Absolute Sandman 4 contains issues #57-75. It is dominated by The Kindly Ones, and The Wake. The book as a whole is very focused on Dream, and you can see the mechanisms turning from the first few chapters, once you know what to look for, drawing the book to a very interesting showdown. Spoilers ahead, so proceed at own risk.
What I liked most about this book was that it was the story of a Dream, but not necessarily the Dream. It really is a story about stories, and it makes sense that Dream is most closely followed throughout the series, because Dreams are, in effect, stories that parts of our brains tell to other parts of our brains.
I also really enjoyed that the end of the book and the end of the series evoked very similar emotions, and they amped each other up really well. The end of the series was regretful but optimistic, in a way, and it definitely made you look forward to a new story that, while it wouldn't be Sandman, might be as evocative as Sandman.

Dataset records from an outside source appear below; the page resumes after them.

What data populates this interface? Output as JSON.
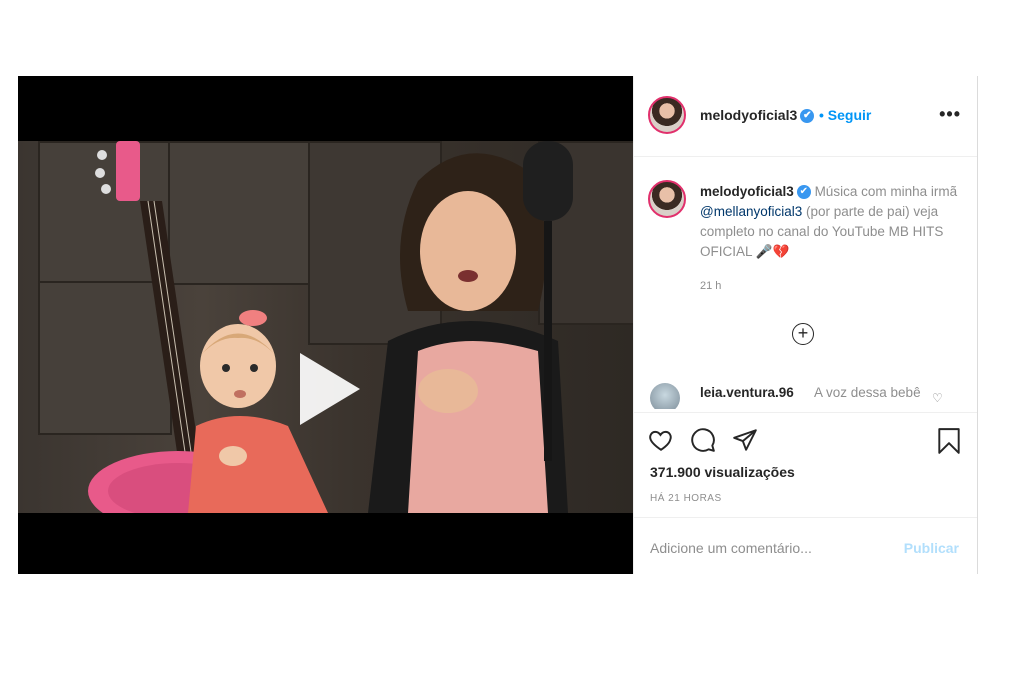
{
  "post": {
    "username": "melodyoficial3",
    "verified_mark": "✔",
    "follow_label": "• Seguir",
    "more_label": "•••",
    "caption": {
      "username": "melodyoficial3",
      "text_a": "Música com minha irmã",
      "mention": "@mellanyoficial3",
      "text_b": "(por parte de pai) veja completo no canal do YouTube MB HITS OFICIAL",
      "emoji": "🎤💔"
    },
    "caption_time": "21 h",
    "load_more_label": "+",
    "comment": {
      "username": "leia.ventura.96",
      "text": "A voz dessa bebê"
    },
    "views": "371.900 visualizações",
    "posted_ago": "HÁ 21 HORAS",
    "add_comment_placeholder": "Adicione um comentário...",
    "publish_label": "Publicar"
  },
  "icons": {
    "like": "heart-icon",
    "comment": "comment-icon",
    "share": "share-icon",
    "save": "bookmark-icon",
    "play": "play-icon",
    "more": "more-icon"
  },
  "colors": {
    "accent": "#0095f6",
    "verified": "#3897f0",
    "publish_disabled": "#b2dffc",
    "guitar": "#e85a8a"
  }
}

Different stories not being worse than each other has come across as sort of a theme that I've picked up from Neil Gaiman's vast array of characters, too. There are many different types of character, and many different stories within the framework of Sandman, and it's never implied that any of them are, at their essence, any more desirable or worthy than any other. Which I like.
People who know me will no doubt already know of my dislike for endless character-saving deux ex machina, and my liking to see that major characters aren't safe just by virtue of their necessity to the story. So I very much enjoyed the ending. It made me very sad, being that Dream is nearly my favourite character, but I enjoyed the thought that it was just one aspect of the essential concept of Dream that died, and not the idea itself. And I enjoyed seeing them farewell him in such a fitting manner. I haven't started the fifth volume of Sandman yet, but it will be very interesting to see what it adds to the main body of the series.